Show that $\lim\limits_{n\rightarrow \infty} P(S_n=k^2$ for some $k\in \mathbb{N})=0$ Let $(X_n)_{n\geq 1}$ be a sequence of iid random variables such that $P(X_1=1)=P(X_1=-1)=1/2.$ Show that $\lim\limits_{n\rightarrow \infty} P(S_n=k^2$ for some $k\in \mathbb{N})=0$ where $S_n=X_1+...X_n.$ 
My idea to approach this problem is as follows: 
Since $P(S_n=l)=\binom{n}{(n-l)/2}2^{-n}$ if $n,l$ are both even, or both odd; $P(S_n=l)=0$ otherwise. Therefore, for each $n\in\mathbb{N}$, we have 
$$
P(S_n=k^2\ \  \mbox{for some}\ \ k\in \mathbb{N})\leq  \sum\limits_{k=0}^{[\sqrt{n}]} \binom{n}{\frac{n-k^2}{2}}2^{-n}=\sum\limits_{k=0}^{[\sqrt{n}]}\frac{n!}{(\frac{n-k^2}{2})!(\frac{n+k^2}{2})!2^n}. 
$$ 
However, I don't find a appropriate upper bound of right hand side of the inequality. Can anyone give me some idea how to do it?

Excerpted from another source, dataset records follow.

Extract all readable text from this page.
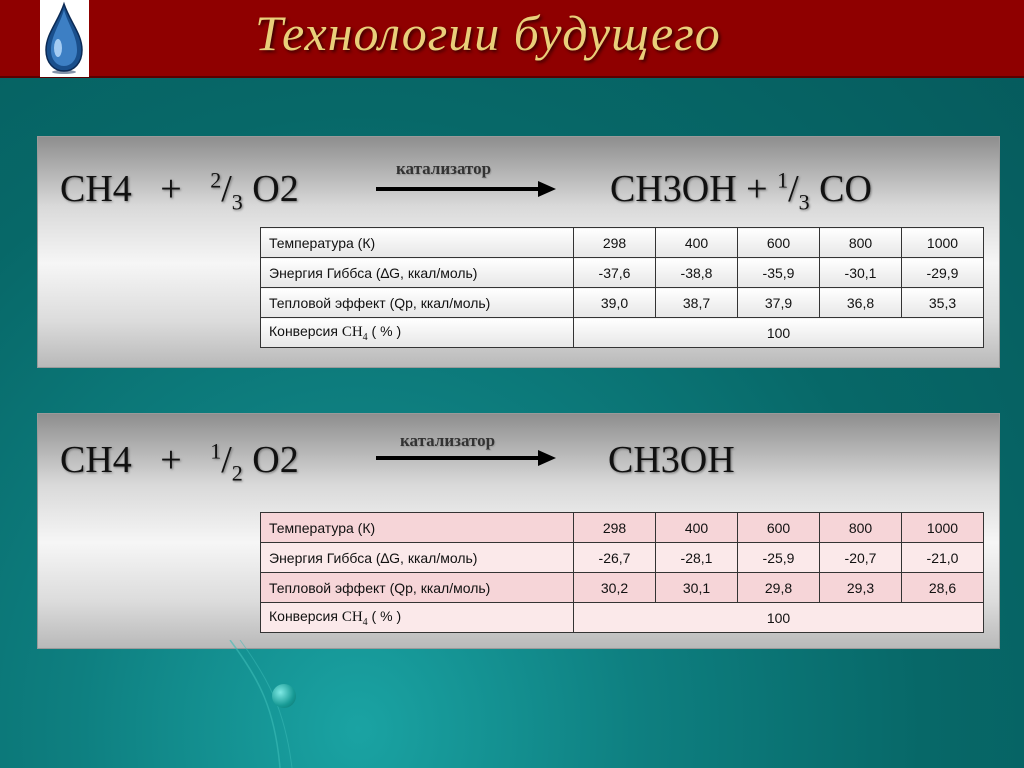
Технологии будущего
$CH4 + ^2/_3$ O2	катализатор	$CH3OH + ^1/_3$ CO
Температура (К)	298	400	600	800	1000
Энергия Гиббса (∆G, ккал/моль)	-37,6	-38,8	-35,9	-30,1	-29,9
Тепловой эффект (Qp, ккал/моль)	39,0	38,7	37,9	36,8	35,3
Конверсия $CH_4$ ( % )	100				
$CH4 + ^1/_2$ O2	катализатор	CH3OH
Температура (К)	298	400	600	800	1000
Энергия Гиббса (∆G, ккал/моль)	-26,7	-28,1	-25,9	-20,7	-21,0
Тепловой эффект (Qp, ккал/моль)	30,2	30,1	29,8	29,3	28,6
Конверсия $CH_4$ ( % )	100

Thanks. 
 A: The basic idea is to use Stirling's approximation to prove a local central limit theorem for $P(S_n=k)$. We must be careful to cut off the sum at the appropriate point since the local central limit theorem provides a poor estimate for $k$ of order $n$, but luckily this does not turn out to be a problem.

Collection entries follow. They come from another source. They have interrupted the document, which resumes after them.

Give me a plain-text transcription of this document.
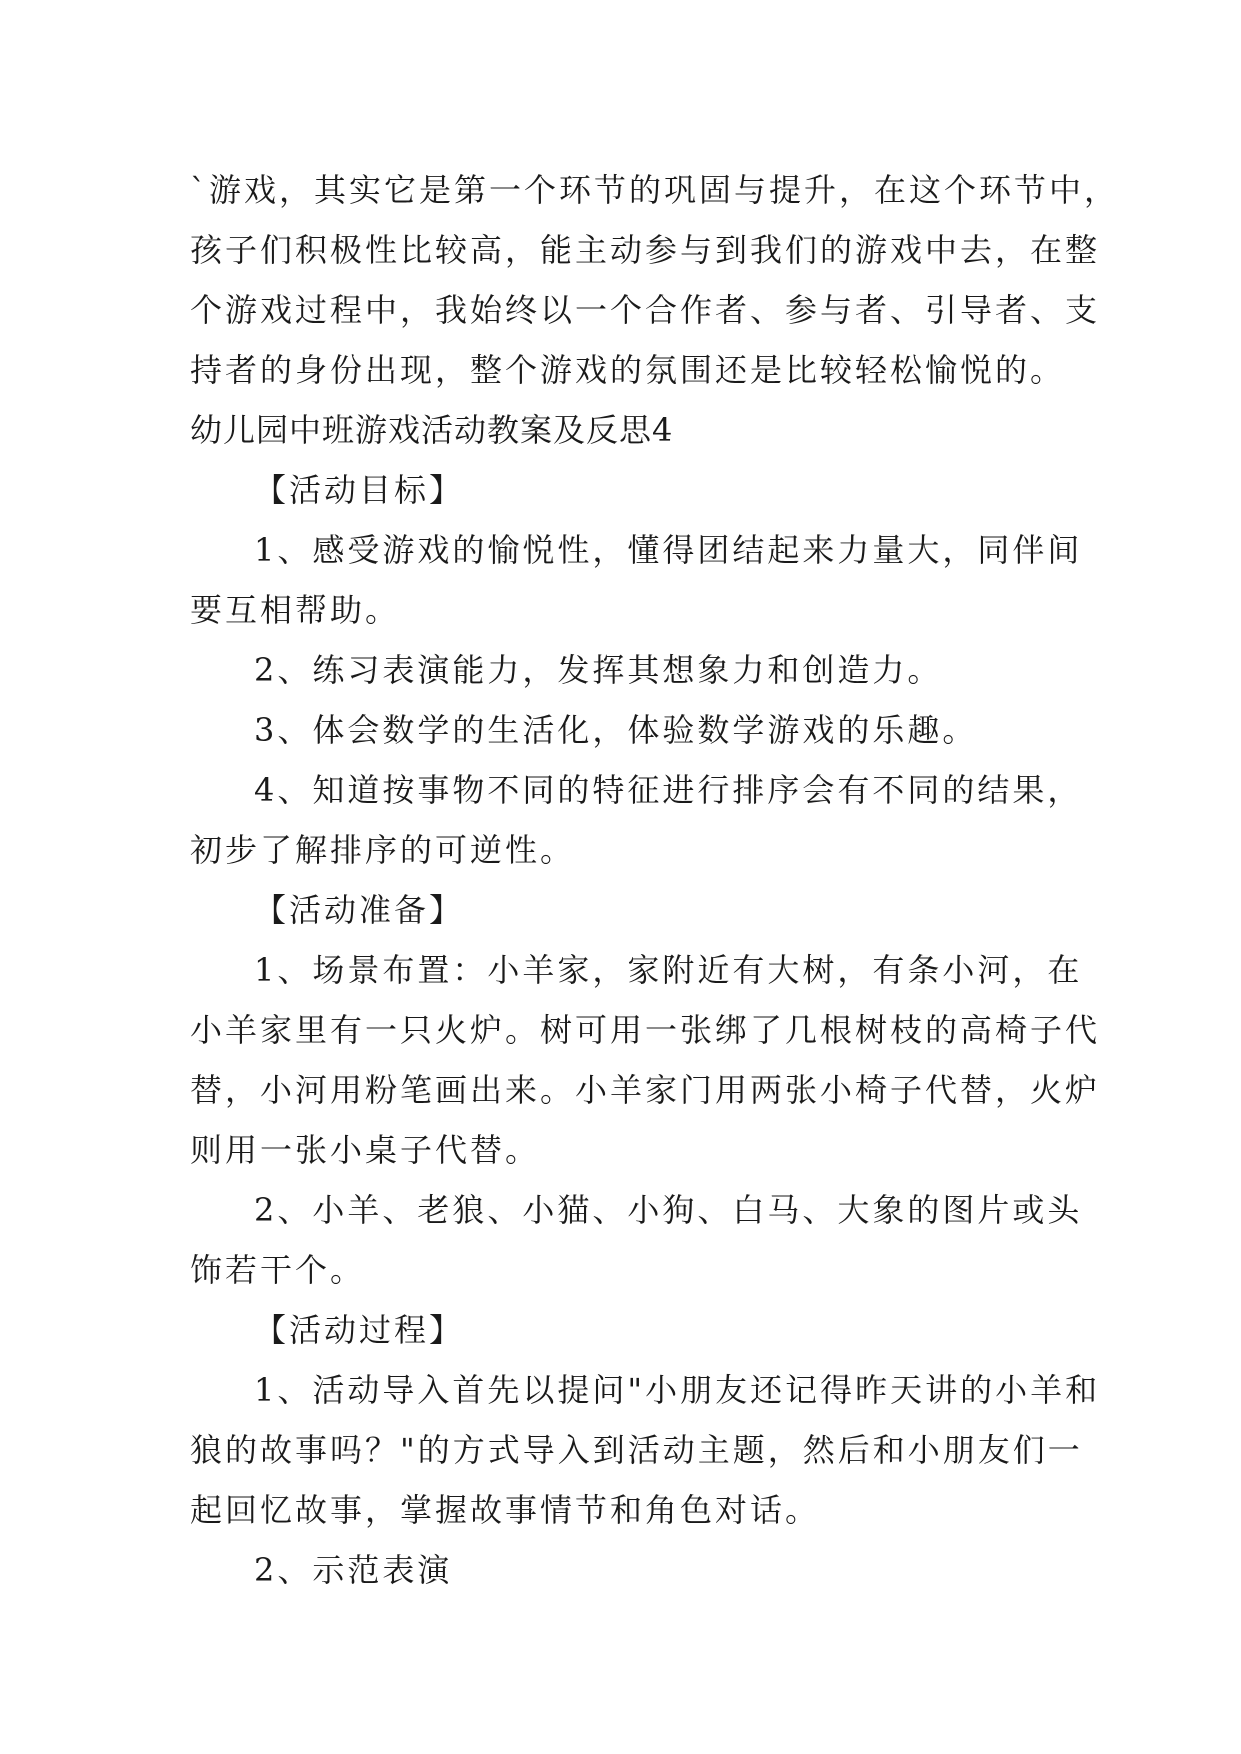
`游戏，其实它是第一个环节的巩固与提升，在这个环节中，
孩子们积极性比较高，能主动参与到我们的游戏中去，在整
个游戏过程中，我始终以一个合作者、参与者、引导者、支
持者的身份出现，整个游戏的氛围还是比较轻松愉悦的。
幼儿园中班游戏活动教案及反思4
【活动目标】
1、感受游戏的愉悦性，懂得团结起来力量大，同伴间
要互相帮助。
2、练习表演能力，发挥其想象力和创造力。
3、体会数学的生活化，体验数学游戏的乐趣。
4、知道按事物不同的特征进行排序会有不同的结果，
初步了解排序的可逆性。
【活动准备】
1、场景布置：小羊家，家附近有大树，有条小河，在
小羊家里有一只火炉。树可用一张绑了几根树枝的高椅子代
替，小河用粉笔画出来。小羊家门用两张小椅子代替，火炉
则用一张小桌子代替。
2、小羊、老狼、小猫、小狗、白马、大象的图片或头
饰若干个。
【活动过程】
1、活动导入首先以提问"小朋友还记得昨天讲的小羊和
狼的故事吗？"的方式导入到活动主题，然后和小朋友们一
起回忆故事，掌握故事情节和角色对话。
2、示范表演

Assume $j=O(\sqrt{n})$. Stirling's approximation tells us that
$$P(S_{2n}=2j)=2^{-2n}\frac{(2n)!}{(n+j)!(n-j)!}\sim2^{-2n}\frac{\sqrt{4\pi n}(2n/e)^{2n}}{\sqrt{4\pi^2(n^2-j^2)}((n+j)/e)^{n+j}((n-j)/e)^{n-j}}=\frac1{\sqrt{n\pi}}\left(1-\frac{j^2}{n^2}\right)^{-1/2}\left(1-\frac{2j}{n+j}\right)^j\left(1-\frac{j^2}{n^2}\right)^{-n}.$$
Now $(1-\frac{j^2}{n^2})^{-1/2}\to1$ and $(1-\frac{2j}{n+j})^{j}\le1$. Using the expansion $\log(1+x)=x+O(x^2)$, we have
$$\left(1-\frac{j^2}{n^2}\right)^{-n}=e^{j^2/n+O(j^4/n^3)}=O(1)$$
since $j=O(\sqrt{n})$. We can then compute a similar estimate for $P(S_{2n+1}=2j+1)$ using $P(S_{2n+1}=2j+1)=\frac12P(S_{2n}=2j)+\frac12P(S_{2n}=2(j+1))$. Putting this all together, we deduce that for every $L>0$, there exists $C=C(L)$ such that
$$P(S_n=j)\le\frac{C(L)}{\sqrt{n}}$$
for all $n$ and all $j\le L\sqrt{n}$. (There are more precise estimates but we will not need them.) Now fix $\varepsilon>0$ and let $M>0$ be large enough that $P(S_n>\sqrt{nM})<\varepsilon$ for all $n$; such an $M$ exists since $S_n/\sqrt{n}$ converges in distribution to a Gaussian by the central limit theorem. We have
$$P(S_n=k^2\text{ for some }k)\le\sum_{k\le(nM)^{1/4}}P(S_n=k^2)+P(S_n>\sqrt{nM})\\
\le(nM)^{1/4}\frac{C(\sqrt{M})}{\sqrt{n}}+\varepsilon$$
and in particular,
$$\limsup_{n\to\infty}P(S_n=k^2\text{ for some }k)\le\varepsilon.$$
Letting $\varepsilon\to0$ concludes the proof.